Зашипел, загомонил воздух, выдавливая из цистерн воду, лодка замерла, стала всплывать, и вот уже ее качнуло легкой волной. Я потянулся к «Каштану»: «Помощник и боцман — наверх!» — натянул перчатки, полез по осклизлому трапу, отдраил верхний рубочный люк, выбрался в рубку, огляделся. Мир был заполнен солнцем, от бликов резало глаза, на поверхности ничего постороннего, что говорило бы о столкновении. Но командирский глаз вычленял детали, оценивал обстановку: в носовой части по левому борту торчали ошметки легкого корпуса, как раз в районе ракетного контейнера, в шпигатах пенилась вода, баклан прочерчивал свой путь в небе. Прижал к глазам окуляры бинокля. Волна, казалось, лизнула стекла, вроде бы я даже запах морской воды унюхал. Чистый горизонт и локатор ничего подозрительного не засек. Навалилась секундная слабость, я ее тут же подавил, голова работала четко — сомнений в том, что произошло столкновение, нет. Но с кем? В этом квадрате наших лодок не должно быть. Шли мы на глубине шестьдесят метров, лодка завершала циркуляцию влево, я готовился подвсплыть на перископную глубину, чтобы выйти на радиосвязь. И садануть меня мог неопознанный объект лишь в случае, если находился он рядом, англичане и норвежцы такого себе не позволяли, а вот если лодка американская, то от них можно было ждать чего угодно. В последнее время, по данным разведки, американцы вели себя нагло, авиаторы засекли их атомную субмарину у входа в Мотовский залив, обвеховали буями, корабли ПЛО кинулись в погоню, но лодке удалось оторваться.

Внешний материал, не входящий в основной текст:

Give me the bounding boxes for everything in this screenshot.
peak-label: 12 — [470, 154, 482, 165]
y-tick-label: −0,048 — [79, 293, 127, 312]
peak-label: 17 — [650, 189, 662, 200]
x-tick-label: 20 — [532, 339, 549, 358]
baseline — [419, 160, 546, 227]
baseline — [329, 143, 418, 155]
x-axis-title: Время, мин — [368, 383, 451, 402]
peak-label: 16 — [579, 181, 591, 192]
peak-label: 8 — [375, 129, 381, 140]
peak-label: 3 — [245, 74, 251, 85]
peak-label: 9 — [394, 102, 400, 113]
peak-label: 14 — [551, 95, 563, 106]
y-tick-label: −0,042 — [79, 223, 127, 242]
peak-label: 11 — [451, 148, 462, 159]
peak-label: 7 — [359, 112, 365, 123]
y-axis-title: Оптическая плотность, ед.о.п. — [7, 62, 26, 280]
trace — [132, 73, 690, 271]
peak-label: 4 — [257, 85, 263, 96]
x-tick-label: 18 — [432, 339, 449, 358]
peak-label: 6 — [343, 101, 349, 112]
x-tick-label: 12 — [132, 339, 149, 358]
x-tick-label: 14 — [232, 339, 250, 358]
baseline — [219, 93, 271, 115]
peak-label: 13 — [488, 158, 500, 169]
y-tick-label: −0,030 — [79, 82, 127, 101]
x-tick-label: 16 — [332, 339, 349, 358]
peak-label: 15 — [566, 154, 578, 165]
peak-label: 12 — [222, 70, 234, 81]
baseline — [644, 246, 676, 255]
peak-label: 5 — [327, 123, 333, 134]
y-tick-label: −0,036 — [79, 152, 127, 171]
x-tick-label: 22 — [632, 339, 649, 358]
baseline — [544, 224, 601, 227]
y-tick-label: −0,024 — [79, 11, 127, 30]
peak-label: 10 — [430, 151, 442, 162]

Доложил по команде: «Имел столкновение с неопознанным объектом. Всплыл, широта, долгота. Имею повреждение, не влияющее на выполнение задач плавания». И вскоре получил ответ: «Вернуться в базу. Следовать в надводном положении».
Дальше — все черным цветом: комиссия штаба эскадры, высокая комиссия из Москвы, беседа с операми КГБ, объяснительные записки с последующим раздолбом — все обычным путем. И еще знобкое ощущение свалившейся беды, мысль: снимут, не снимут, вызов на парткомис- сию, строгач с занесением в учетную карточку, неполное служебное соответствие в приказе комфлотом.
Бог спас, оставили в должности, дали шанс загладить вину.
Лодку направили на ремонт в Северодвинск. Залатать легкий корпус можно было и в Видяево, но приспел срок среднего ремонта. Северодвинск в семидесятые годы был уже вполне современным городом со всеми признаками цивилизации — с многоэтажными домами, широкими проспектами, ресторанами, стадионом, театром, величественным Домом культуры в центре.
Машу с места срывать не стал — у нее работа, Мариша в Москве под присмотром деда с бабкой, ремонт продлится минимум полгода, а там, глядишь, отпуск. Все бы ничего, угнетала мысль: «Командной карьере конец, при грузе таких «фитилей» надежду на учебу в академии можно похерить, а значит, проститься с мечтой об адмиральских «мухах» на погонах». До столкновения служба у меня шла гладко, не считая, конечно, досадных мелочей. И вот на тебе!